Early this month, the remnants of the Chinese rocket plunged into the Indian Ocean near the Maldives.
Most of the huge Long March 5B rocket, however, burned up on reentering the atmosphere, the China Manned Space Engineering Office said in a post on WeChat, before it landed just west of the Maldives.
The rocket, which was about 108 feet tall and weighs nearly 40,000 pounds, had launched a piece of a new Chinese space station into orbit on April 29.
After its fuel was spent, the rocket had been left to hurtle through space uncontrolled until Earth's gravity dragged it back to the ground.
Generally, most rockets used to lift satellites and other objects into space conduct more controlled reentries that aim for the ocean, or they are left in so-called "graveyard" orbits that keep them in space for decades or centuries.
But the Long March rocket is designed in a way that "leaves these big stages in low orbit," said Jonathan McDowell, an astrophysicist at the Astrophysics Centre at Harvard University.

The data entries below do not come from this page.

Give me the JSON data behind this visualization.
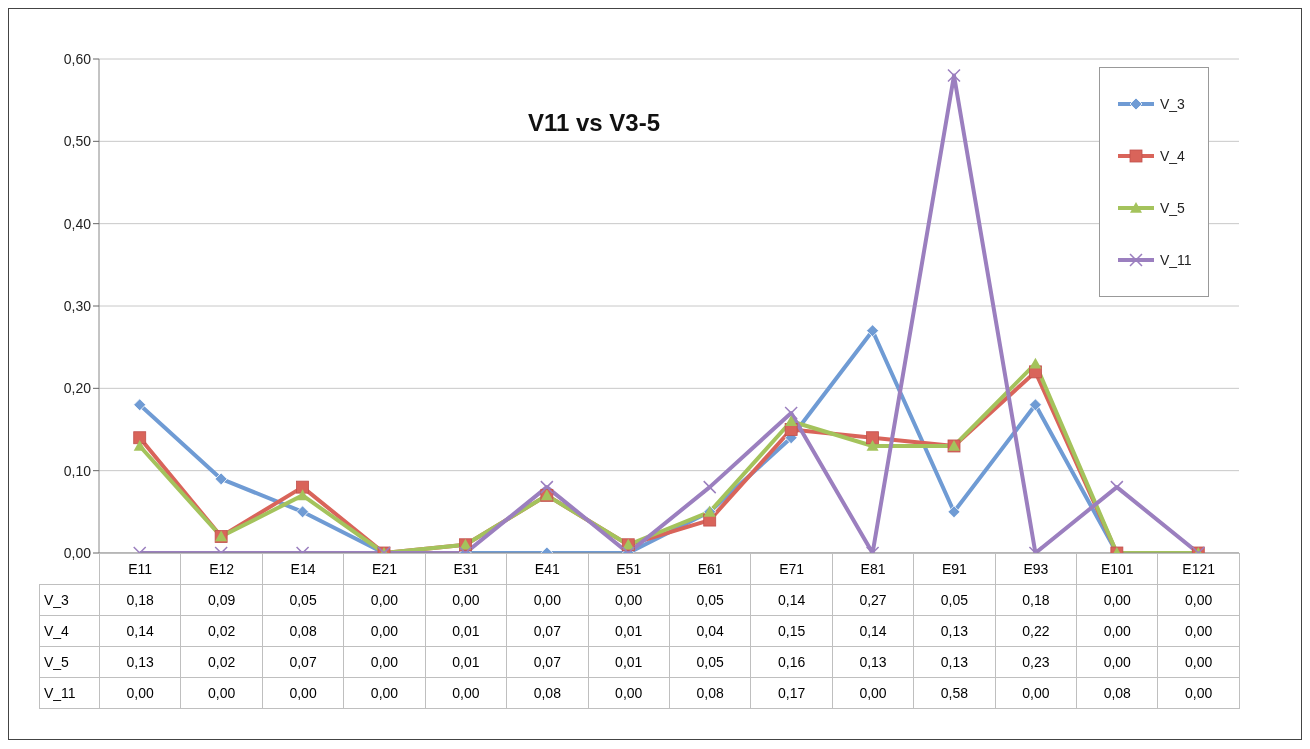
{
  "chart_data": {
    "type": "line",
    "title": "V11 vs V3-5",
    "categories": [
      "E11",
      "E12",
      "E14",
      "E21",
      "E31",
      "E41",
      "E51",
      "E61",
      "E71",
      "E81",
      "E91",
      "E93",
      "E101",
      "E121"
    ],
    "series": [
      {
        "name": "V_3",
        "color": "#6f9bd4",
        "marker": "diamond",
        "values": [
          0.18,
          0.09,
          0.05,
          0,
          0,
          0,
          0,
          0.05,
          0.14,
          0.27,
          0.05,
          0.18,
          0,
          0
        ],
        "value_labels": [
          "0,18",
          "0,09",
          "0,05",
          "0,00",
          "0,00",
          "0,00",
          "0,00",
          "0,05",
          "0,14",
          "0,27",
          "0,05",
          "0,18",
          "0,00",
          "0,00"
        ]
      },
      {
        "name": "V_4",
        "color": "#d9645a",
        "marker": "square",
        "values": [
          0.14,
          0.02,
          0.08,
          0,
          0.01,
          0.07,
          0.01,
          0.04,
          0.15,
          0.14,
          0.13,
          0.22,
          0,
          0
        ],
        "value_labels": [
          "0,14",
          "0,02",
          "0,08",
          "0,00",
          "0,01",
          "0,07",
          "0,01",
          "0,04",
          "0,15",
          "0,14",
          "0,13",
          "0,22",
          "0,00",
          "0,00"
        ]
      },
      {
        "name": "V_5",
        "color": "#a4c35c",
        "marker": "triangle",
        "values": [
          0.13,
          0.02,
          0.07,
          0,
          0.01,
          0.07,
          0.01,
          0.05,
          0.16,
          0.13,
          0.13,
          0.23,
          0,
          0
        ],
        "value_labels": [
          "0,13",
          "0,02",
          "0,07",
          "0,00",
          "0,01",
          "0,07",
          "0,01",
          "0,05",
          "0,16",
          "0,13",
          "0,13",
          "0,23",
          "0,00",
          "0,00"
        ]
      },
      {
        "name": "V_11",
        "color": "#9b7fbf",
        "marker": "cross",
        "values": [
          0,
          0,
          0,
          0,
          0,
          0.08,
          0,
          0.08,
          0.17,
          0,
          0.58,
          0,
          0.08,
          0
        ],
        "value_labels": [
          "0,00",
          "0,00",
          "0,00",
          "0,00",
          "0,00",
          "0,08",
          "0,00",
          "0,08",
          "0,17",
          "0,00",
          "0,58",
          "0,00",
          "0,08",
          "0,00"
        ]
      }
    ],
    "ylim": [
      0,
      0.6
    ],
    "yticks": [
      {
        "value": 0,
        "label": "0,00"
      },
      {
        "value": 0.1,
        "label": "0,10"
      },
      {
        "value": 0.2,
        "label": "0,20"
      },
      {
        "value": 0.3,
        "label": "0,30"
      },
      {
        "value": 0.4,
        "label": "0,40"
      },
      {
        "value": 0.5,
        "label": "0,50"
      },
      {
        "value": 0.6,
        "label": "0,60"
      }
    ],
    "grid": "y",
    "legend": "top right",
    "line_style": "solid"
  }
}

NASA, the US space agency, castigated China for failing to meet "responsible standards regarding its space debris" after remnants of a Chinese rocket plunged into the Indian Ocean.

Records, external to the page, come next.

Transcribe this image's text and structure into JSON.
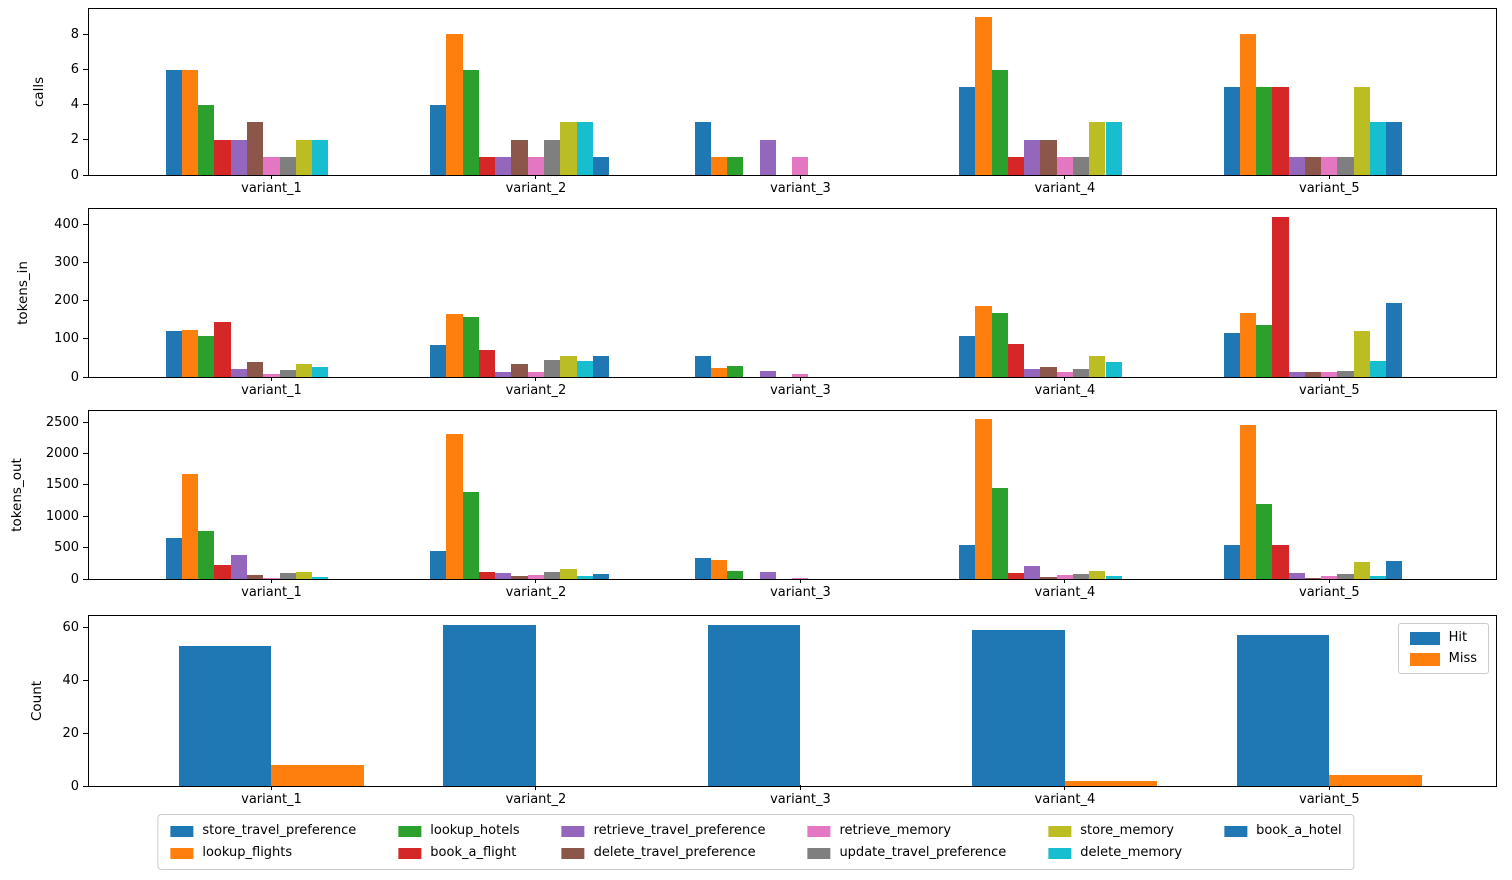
{
  "figure": {
    "background": "#ffffff"
  },
  "categories": [
    "variant_1",
    "variant_2",
    "variant_3",
    "variant_4",
    "variant_5"
  ],
  "palette": {
    "blue": "#1f77b4",
    "orange": "#ff7f0e",
    "green": "#2ca02c",
    "red": "#d62728",
    "purple": "#9467bd",
    "brown": "#8c564b",
    "pink": "#e377c2",
    "gray": "#7f7f7f",
    "olive": "#bcbd22",
    "cyan": "#17becf"
  },
  "chart_data": [
    {
      "id": "calls",
      "type": "bar",
      "ylabel": "calls",
      "yticks": [
        0,
        2,
        4,
        6,
        8
      ],
      "ymax": 9.45,
      "xlim": [
        -0.69,
        4.63
      ],
      "group_offset": -0.4,
      "bar_w": 0.0615,
      "grid": false,
      "categories": [
        "variant_1",
        "variant_2",
        "variant_3",
        "variant_4",
        "variant_5"
      ],
      "series": [
        {
          "name": "store_travel_preference",
          "color": "#1f77b4",
          "values": [
            6,
            4,
            3,
            5,
            5
          ]
        },
        {
          "name": "lookup_flights",
          "color": "#ff7f0e",
          "values": [
            6,
            8,
            1,
            9,
            8
          ]
        },
        {
          "name": "lookup_hotels",
          "color": "#2ca02c",
          "values": [
            4,
            6,
            1,
            6,
            5
          ]
        },
        {
          "name": "book_a_flight",
          "color": "#d62728",
          "values": [
            2,
            1,
            0,
            1,
            5
          ]
        },
        {
          "name": "retrieve_travel_preference",
          "color": "#9467bd",
          "values": [
            2,
            1,
            2,
            2,
            1
          ]
        },
        {
          "name": "delete_travel_preference",
          "color": "#8c564b",
          "values": [
            3,
            2,
            0,
            2,
            1
          ]
        },
        {
          "name": "retrieve_memory",
          "color": "#e377c2",
          "values": [
            1,
            1,
            1,
            1,
            1
          ]
        },
        {
          "name": "update_travel_preference",
          "color": "#7f7f7f",
          "values": [
            1,
            2,
            0,
            1,
            1
          ]
        },
        {
          "name": "store_memory",
          "color": "#bcbd22",
          "values": [
            2,
            3,
            0,
            3,
            5
          ]
        },
        {
          "name": "delete_memory",
          "color": "#17becf",
          "values": [
            2,
            3,
            0,
            3,
            3
          ]
        },
        {
          "name": "book_a_hotel",
          "color": "#1f77b4",
          "values": [
            0,
            1,
            0,
            0,
            3
          ]
        }
      ]
    },
    {
      "id": "tokens_in",
      "type": "bar",
      "ylabel": "tokens_in",
      "yticks": [
        0,
        100,
        200,
        300,
        400
      ],
      "ymax": 442,
      "xlim": [
        -0.69,
        4.63
      ],
      "group_offset": -0.4,
      "bar_w": 0.0615,
      "grid": false,
      "categories": [
        "variant_1",
        "variant_2",
        "variant_3",
        "variant_4",
        "variant_5"
      ],
      "series": [
        {
          "name": "store_travel_preference",
          "color": "#1f77b4",
          "values": [
            120,
            85,
            55,
            107,
            115
          ]
        },
        {
          "name": "lookup_flights",
          "color": "#ff7f0e",
          "values": [
            125,
            165,
            23,
            188,
            168
          ]
        },
        {
          "name": "lookup_hotels",
          "color": "#2ca02c",
          "values": [
            107,
            157,
            28,
            168,
            138
          ]
        },
        {
          "name": "book_a_flight",
          "color": "#d62728",
          "values": [
            145,
            70,
            0,
            88,
            420
          ]
        },
        {
          "name": "retrieve_travel_preference",
          "color": "#9467bd",
          "values": [
            20,
            13,
            15,
            20,
            13
          ]
        },
        {
          "name": "delete_travel_preference",
          "color": "#8c564b",
          "values": [
            40,
            33,
            0,
            27,
            12
          ]
        },
        {
          "name": "retrieve_memory",
          "color": "#e377c2",
          "values": [
            8,
            14,
            7,
            13,
            14
          ]
        },
        {
          "name": "update_travel_preference",
          "color": "#7f7f7f",
          "values": [
            18,
            45,
            0,
            22,
            17
          ]
        },
        {
          "name": "store_memory",
          "color": "#bcbd22",
          "values": [
            35,
            55,
            0,
            55,
            120
          ]
        },
        {
          "name": "delete_memory",
          "color": "#17becf",
          "values": [
            27,
            42,
            0,
            40,
            43
          ]
        },
        {
          "name": "book_a_hotel",
          "color": "#1f77b4",
          "values": [
            0,
            55,
            0,
            0,
            195
          ]
        }
      ]
    },
    {
      "id": "tokens_out",
      "type": "bar",
      "ylabel": "tokens_out",
      "yticks": [
        0,
        500,
        1000,
        1500,
        2000,
        2500
      ],
      "ymax": 2680,
      "xlim": [
        -0.69,
        4.63
      ],
      "group_offset": -0.4,
      "bar_w": 0.0615,
      "grid": false,
      "categories": [
        "variant_1",
        "variant_2",
        "variant_3",
        "variant_4",
        "variant_5"
      ],
      "series": [
        {
          "name": "store_travel_preference",
          "color": "#1f77b4",
          "values": [
            660,
            440,
            330,
            540,
            550
          ]
        },
        {
          "name": "lookup_flights",
          "color": "#ff7f0e",
          "values": [
            1680,
            2320,
            310,
            2550,
            2450
          ]
        },
        {
          "name": "lookup_hotels",
          "color": "#2ca02c",
          "values": [
            760,
            1390,
            120,
            1450,
            1200
          ]
        },
        {
          "name": "book_a_flight",
          "color": "#d62728",
          "values": [
            225,
            110,
            0,
            100,
            550
          ]
        },
        {
          "name": "retrieve_travel_preference",
          "color": "#9467bd",
          "values": [
            380,
            90,
            110,
            200,
            90
          ]
        },
        {
          "name": "delete_travel_preference",
          "color": "#8c564b",
          "values": [
            60,
            45,
            0,
            35,
            20
          ]
        },
        {
          "name": "retrieve_memory",
          "color": "#e377c2",
          "values": [
            15,
            60,
            15,
            65,
            55
          ]
        },
        {
          "name": "update_travel_preference",
          "color": "#7f7f7f",
          "values": [
            90,
            110,
            0,
            75,
            75
          ]
        },
        {
          "name": "store_memory",
          "color": "#bcbd22",
          "values": [
            110,
            160,
            0,
            120,
            270
          ]
        },
        {
          "name": "delete_memory",
          "color": "#17becf",
          "values": [
            40,
            50,
            0,
            50,
            55
          ]
        },
        {
          "name": "book_a_hotel",
          "color": "#1f77b4",
          "values": [
            0,
            80,
            0,
            0,
            290
          ]
        }
      ]
    },
    {
      "id": "count",
      "type": "bar",
      "ylabel": "Count",
      "yticks": [
        0,
        20,
        40,
        60
      ],
      "ymax": 64.3,
      "xlim": [
        -0.69,
        4.63
      ],
      "group_offset": -0.35,
      "bar_w": 0.35,
      "grid": false,
      "legend_position": "upper right",
      "categories": [
        "variant_1",
        "variant_2",
        "variant_3",
        "variant_4",
        "variant_5"
      ],
      "series": [
        {
          "name": "Hit",
          "color": "#1f77b4",
          "values": [
            53,
            61,
            61,
            59,
            57
          ]
        },
        {
          "name": "Miss",
          "color": "#ff7f0e",
          "values": [
            8,
            0,
            0,
            2,
            4
          ]
        }
      ]
    }
  ],
  "bottom_legend": {
    "columns": [
      [
        {
          "label": "store_travel_preference",
          "color": "#1f77b4"
        },
        {
          "label": "lookup_flights",
          "color": "#ff7f0e"
        }
      ],
      [
        {
          "label": "lookup_hotels",
          "color": "#2ca02c"
        },
        {
          "label": "book_a_flight",
          "color": "#d62728"
        }
      ],
      [
        {
          "label": "retrieve_travel_preference",
          "color": "#9467bd"
        },
        {
          "label": "delete_travel_preference",
          "color": "#8c564b"
        }
      ],
      [
        {
          "label": "retrieve_memory",
          "color": "#e377c2"
        },
        {
          "label": "update_travel_preference",
          "color": "#7f7f7f"
        }
      ],
      [
        {
          "label": "store_memory",
          "color": "#bcbd22"
        },
        {
          "label": "delete_memory",
          "color": "#17becf"
        }
      ],
      [
        {
          "label": "book_a_hotel",
          "color": "#1f77b4"
        }
      ]
    ]
  },
  "count_legend": {
    "items": [
      {
        "label": "Hit",
        "color": "#1f77b4"
      },
      {
        "label": "Miss",
        "color": "#ff7f0e"
      }
    ]
  }
}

"Spacefaring nations must minimise the risks to people and property on Earth of re-entries of space objects and maximize transparency regarding those operations," CNN quoted NASA Administrator Senator Bill Nelson's statement.
"China is failing to meet responsible standards regarding their space debris," he added.
Chinese officials downplayed the mishap, but this is not the first time that a piece of Chinese space hardware has made an uncontrolled landing, and the latest incident highlights the need to mitigate a larger space debris issue, Al Jazeera reported.
However, no other launcher in the world leaves such a massive component to fall back to Earth in an uncontrolled manner.
This is not the first time that a piece of Chinese hardware has made an uncontrolled landing.
In July 2019, China's previous space station, called Tiangong-2, began to make its descent back to Earth after being decommissioned.
The Chinese government also downplayed the risk to populated areas, as it was able to target a specific landing area in the Pacific Ocean thanks to minimal onboard fuel reserves.
There is no law on the books currently that forbids pieces of rockets from crashing to Earth's surface. But there are rules in place that say who is responsible when it comes to damage or injury from space junk.
The issue of space debris is not new but is expected to grow as more nations build space programmes and more objects are launched into space.
"Space debris has been known for a while, but now you have more competition in space," Joanne Gabrynowicz, a professor at the National Center for Remote Sensing, Air, and Space Law at the Mississippi School of Law, told Al Jazeera.
"You do not just have two spacefaring nations - the Chinese are becoming very significant, as is the European Space Agency, among others. When you have more actors and more stuff, it gets more complicated," she added.